Di sebuah desa, di dekat kota Thus tinggallah seorang hamba Allah yang saleh. Imam Ghazali yang telah kembali ke kota Thus pun segera mengunjunginya. Menyaksikan kedatangan Imam Ghazali, orang saleh yang sedang menabur benih gandum di kebunnya tersebut, serta merta menyambutnya. Salah seorang teman orang saleh itu bermaksud menggantikannya menabur benih gandum sementara dia menemui Imam Ghazali, namun orang saleh tersebut menolak permintaannya.
Dalam hati, Imam Ghazali bertanya-tanya, mengapa ia tidak mau digantikan? Beberapa waktu kemudian beliau pun menanyakan alasan orang saleh itu tidak membiarkan temannya menggantikannya menabur benih gandum tersebut. Orang saleh itu pun menjawab, “Aku selalu menabur benih gandum ini dengan hati yang khusyuk dan lisan yang berdzikir kepada Allah. Aku berharap agar setiap orang yang memanen gandum ini nantinya memperoleh keberkahan. Karena itulah aku tidak menyerahkan benih ini kepada seseorang yang akan menaburnya dengan hati yang tidak khusyuk dan lisan yang tidak berdzikir kepada Allah.
Orang-orang saleh terdahulu selalu menanamkan niat yang baik dalam setiap gerak dan diam mereka. Karena itulah, kehidupan orang-orang saleh terdahulu diliputi keberkahan.
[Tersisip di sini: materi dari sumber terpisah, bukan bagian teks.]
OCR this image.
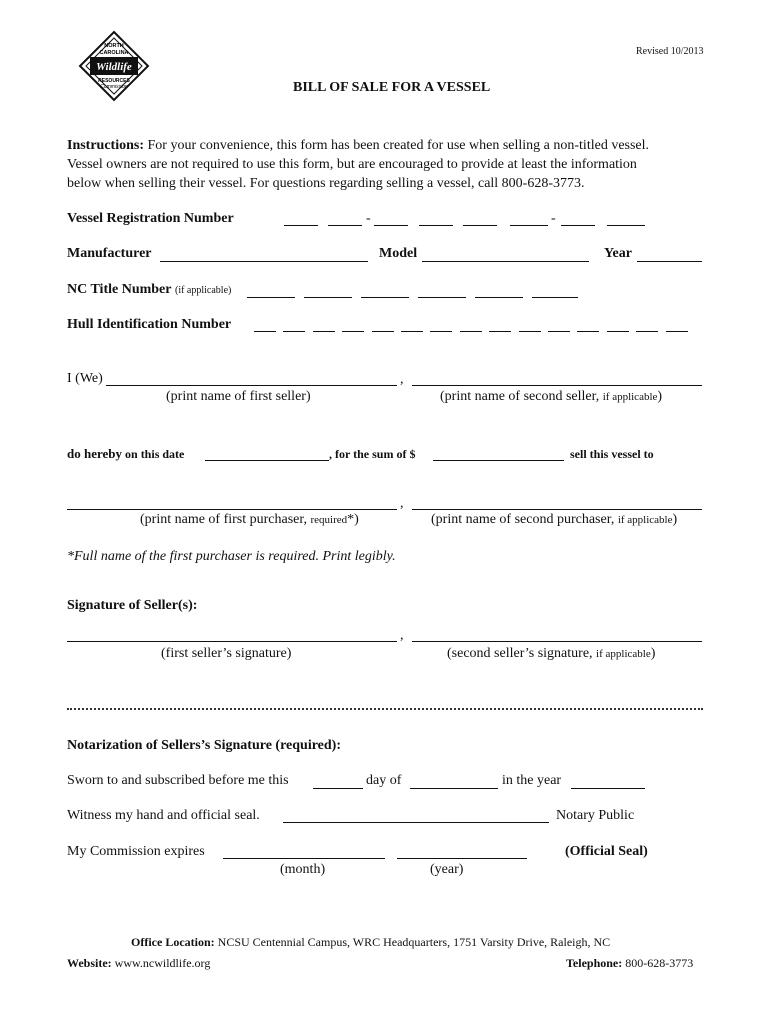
NORTH
CAROLINA
Wildlife
RESOURCES
Commission
Revised 10/2013
BILL OF SALE FOR A VESSEL
Instructions: For your convenience, this form has been created for use when selling a non-titled vessel.
Vessel owners are not required to use this form, but are encouraged to provide at least the information
below when selling their vessel. For questions regarding selling a vessel, call 800-628-3773.
Vessel Registration Number	-	-
Manufacturer	Model	Year
NC Title Number (if applicable)
Hull Identification Number
I (We)	,
(print name of first seller)	(print name of second seller, if applicable)
do hereby on this date	, for the sum of $	sell this vessel to
,
(print name of first purchaser, required*)	(print name of second purchaser, if applicable)
*Full name of the first purchaser is required. Print legibly.
Signature of Seller(s):
,
(first seller’s signature)	(second seller’s signature, if applicable)
Notarization of Sellers’s Signature (required):
Sworn to and subscribed before me this	day of	in the year
Witness my hand and official seal.	Notary Public
My Commission expires	(Official Seal)
(month)	(year)
Office Location: NCSU Centennial Campus, WRC Headquarters, 1751 Varsity Drive, Raleigh, NC
Website: www.ncwildlife.org	Telephone: 800-628-3773
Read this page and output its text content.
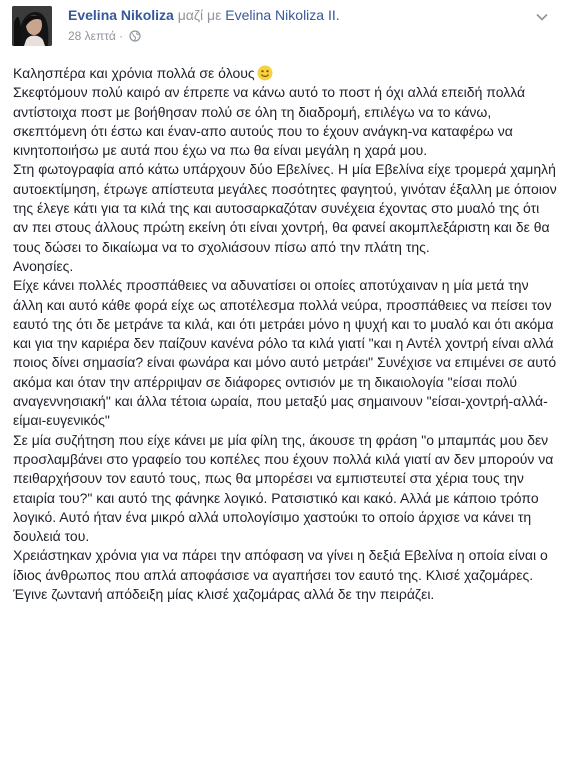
Evelina Nikoliza μαζί με Evelina Nikoliza II.
28 λεπτά ·

Καλησπέρα και χρόνια πολλά σε όλους

Σκεφτόμουν πολύ καιρό αν έπρεπε να κάνω αυτό το ποστ ή όχι αλλά επειδή πολλά αντίστοιχα ποστ με βοήθησαν πολύ σε όλη τη διαδρομή, επιλέγω να το κάνω, σκεπτόμενη ότι έστω και έναν-απο αυτούς που το έχουν ανάγκη-να καταφέρω να κινητοποιήσω με αυτά που έχω να πω θα είναι μεγάλη η χαρά μου.

Στη φωτογραφία από κάτω υπάρχουν δύο Εβελίνες. Η μία Εβελίνα είχε τρομερά χαμηλή αυτοεκτίμηση, έτρωγε απίστευτα μεγάλες ποσότητες φαγητού, γινόταν έξαλλη με όποιον της έλεγε κάτι για τα κιλά της και αυτοσαρκαζόταν συνέχεια έχοντας στο μυαλό της ότι αν πει στους άλλους πρώτη εκείνη ότι είναι χοντρή, θα φανεί ακομπλεξάριστη και δε θα τους δώσει το δικαίωμα να το σχολιάσουν πίσω από την πλάτη της.

Ανοησίες.

Είχε κάνει πολλές προσπάθειες να αδυνατίσει οι οποίες αποτύχαιναν η μία μετά την άλλη και αυτό κάθε φορά είχε ως αποτέλεσμα πολλά νεύρα, προσπάθειες να πείσει τον εαυτό της ότι δε μετράνε τα κιλά, και ότι μετράει μόνο η ψυχή και το μυαλό και ότι ακόμα και για την καριέρα δεν παίζουν κανένα ρόλο τα κιλά γιατί "και η Αντέλ χοντρή είναι αλλά ποιος δίνει σημασία? είναι φωνάρα και μόνο αυτό μετράει" Συνέχισε να επιμένει σε αυτό ακόμα και όταν την απέρριψαν σε διάφορες οντισιόν με τη δικαιολογία "είσαι πολύ αναγεννησιακή" και άλλα τέτοια ωραία, που μεταξύ μας σημαινουν "είσαι-χοντρή-αλλά-είμαι-ευγενικός"

Σε μία συζήτηση που είχε κάνει με μία φίλη της, άκουσε τη φράση "ο μπαμπάς μου δεν προσλαμβάνει στο γραφείο του κοπέλες που έχουν πολλά κιλά γιατί αν δεν μπορούν να πειθαρχήσουν τον εαυτό τους, πως θα μπορέσει να εμπιστευτεί στα χέρια τους την εταιρία του?" και αυτό της φάνηκε λογικό. Ρατσιστικό και κακό. Αλλά με κάποιο τρόπο λογικό. Αυτό ήταν ένα μικρό αλλά υπολογίσιμο χαστούκι το οποίο άρχισε να κάνει τη δουλειά του.

Χρειάστηκαν χρόνια για να πάρει την απόφαση να γίνει η δεξιά Εβελίνα η οποία είναι ο ίδιος άνθρωπος που απλά αποφάσισε να αγαπήσει τον εαυτό της. Κλισέ χαζομάρες. Έγινε ζωντανή απόδειξη μίας κλισέ χαζομάρας αλλά δε την πειράζει.
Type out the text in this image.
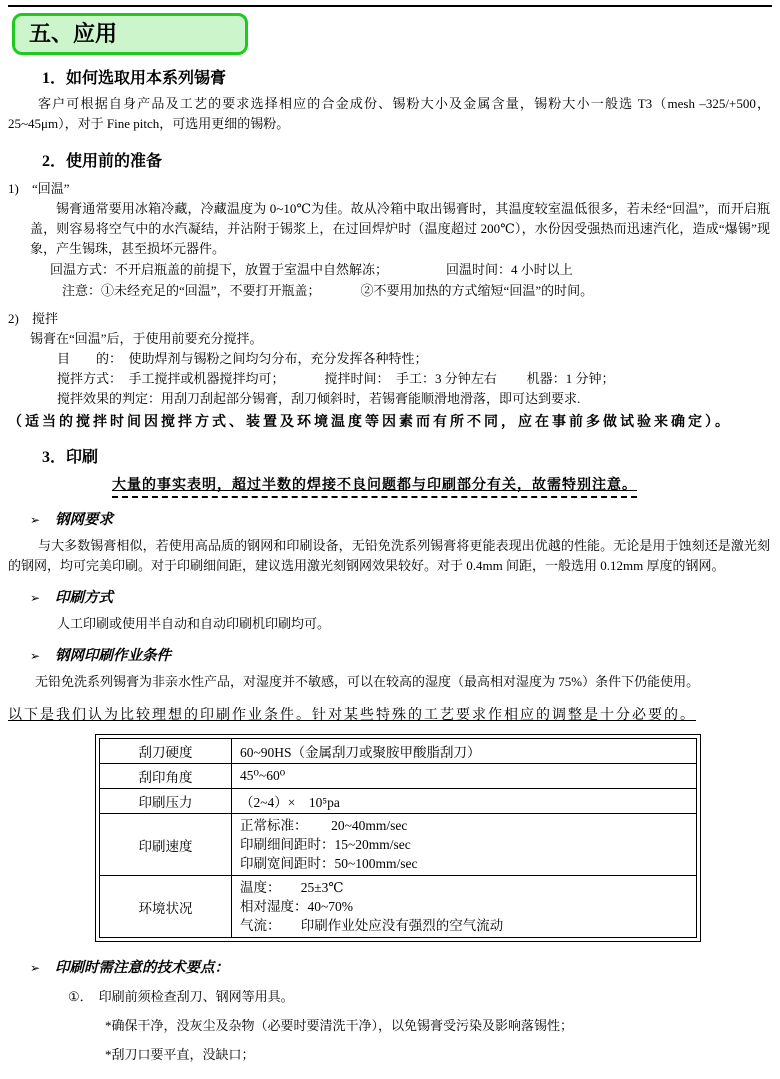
五、应用
1．如何选取用本系列锡膏
客户可根据自身产品及工艺的要求选择相应的合金成份、锡粉大小及金属含量，锡粉大小一般选 T3（mesh –325/+500，25~45μm），对于 Fine pitch，可选用更细的锡粉。
2．使用前的准备
1) “回温”
锡膏通常要用冰箱冷藏，冷藏温度为 0~10℃为佳。故从冷箱中取出锡膏时，其温度较室温低很多，若未经“回温”，而开启瓶盖，则容易将空气中的水汽凝结，并沾附于锡浆上，在过回焊炉时（温度超过 200℃），水份因受强热而迅速汽化，造成“爆锡”现象，产生锡珠，甚至损坏元器件。
回温方式：不开启瓶盖的前提下，放置于室温中自然解冻；	回温时间：4 小时以上
注意：①未经充足的“回温”，不要打开瓶盖；	②不要用加热的方式缩短“回温”的时间。
2) 搅拌
锡膏在“回温”后，于使用前要充分搅拌。
目　　的：　使助焊剂与锡粉之间均匀分布，充分发挥各种特性；
搅拌方式：　手工搅拌或机器搅拌均可；	搅拌时间：　手工：3 分钟左右 机器：1 分钟；
搅拌效果的判定：用刮刀刮起部分锡膏，刮刀倾斜时，若锡膏能顺滑地滑落，即可达到要求.
（适当的搅拌时间因搅拌方式、装置及环境温度等因素而有所不同，应在事前多做试验来确定）。
3．印刷
大量的事实表明，超过半数的焊接不良问题都与印刷部分有关，故需特别注意。
➢ 钢网要求
与大多数锡膏相似，若使用高品质的钢网和印刷设备，无铅免洗系列锡膏将更能表现出优越的性能。无论是用于蚀刻还是激光刻的钢网，均可完美印刷。对于印刷细间距，建议选用激光刻钢网效果较好。对于 0.4mm 间距，一般选用 0.12mm 厚度的钢网。
➢ 印刷方式
人工印刷或使用半自动和自动印刷机印刷均可。
➢ 钢网印刷作业条件
无铅免洗系列锡膏为非亲水性产品，对湿度并不敏感，可以在较高的湿度（最高相对湿度为 75%）条件下仍能使用。
以下是我们认为比较理想的印刷作业条件。针对某些特殊的工艺要求作相应的调整是十分必要的。
刮刀硬度	60~90HS（金属刮刀或聚胺甲酸脂刮刀）
刮印角度	45⁰~60⁰
印刷压力	（2~4）×　10⁵pa
印刷速度	正常标准：　　 20~40mm/sec
印刷细间距时：15~20mm/sec
印刷宽间距时：50~100mm/sec

环境状况	温度：　　25±3℃
相对湿度：40~70%
气流：　　印刷作业处应没有强烈的空气流动
➢ 印刷时需注意的技术要点：
①． 印刷前须检查刮刀、钢网等用具。
*确保干净，没灰尘及杂物（必要时要清洗干净），以免锡膏受污染及影响落锡性；
*刮刀口要平直，没缺口；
Lain halnya dengan kita yang hidup di zaman sekarang. Saat ini, jangankan ketika menanam benih, dalam shalat pun kita sering lupa dan tidak mengingat Allah. Yang teringat adalah dunia; anak, pasangan hidup, pekerjaan, dan berbagai kegiatan duniawi yang mewarnai kehidupan kita sehari-hari. Alangkah indahnya jika kita dapat mencontoh akhlak orang saleh dalam kisah di atas. Bagaimana kiranya jika ketika menanak nasi, memasak di dapur, menyuapi anak, dan sejenisnya, semua itu dilakukan sembari berdzikir kepada Allah….?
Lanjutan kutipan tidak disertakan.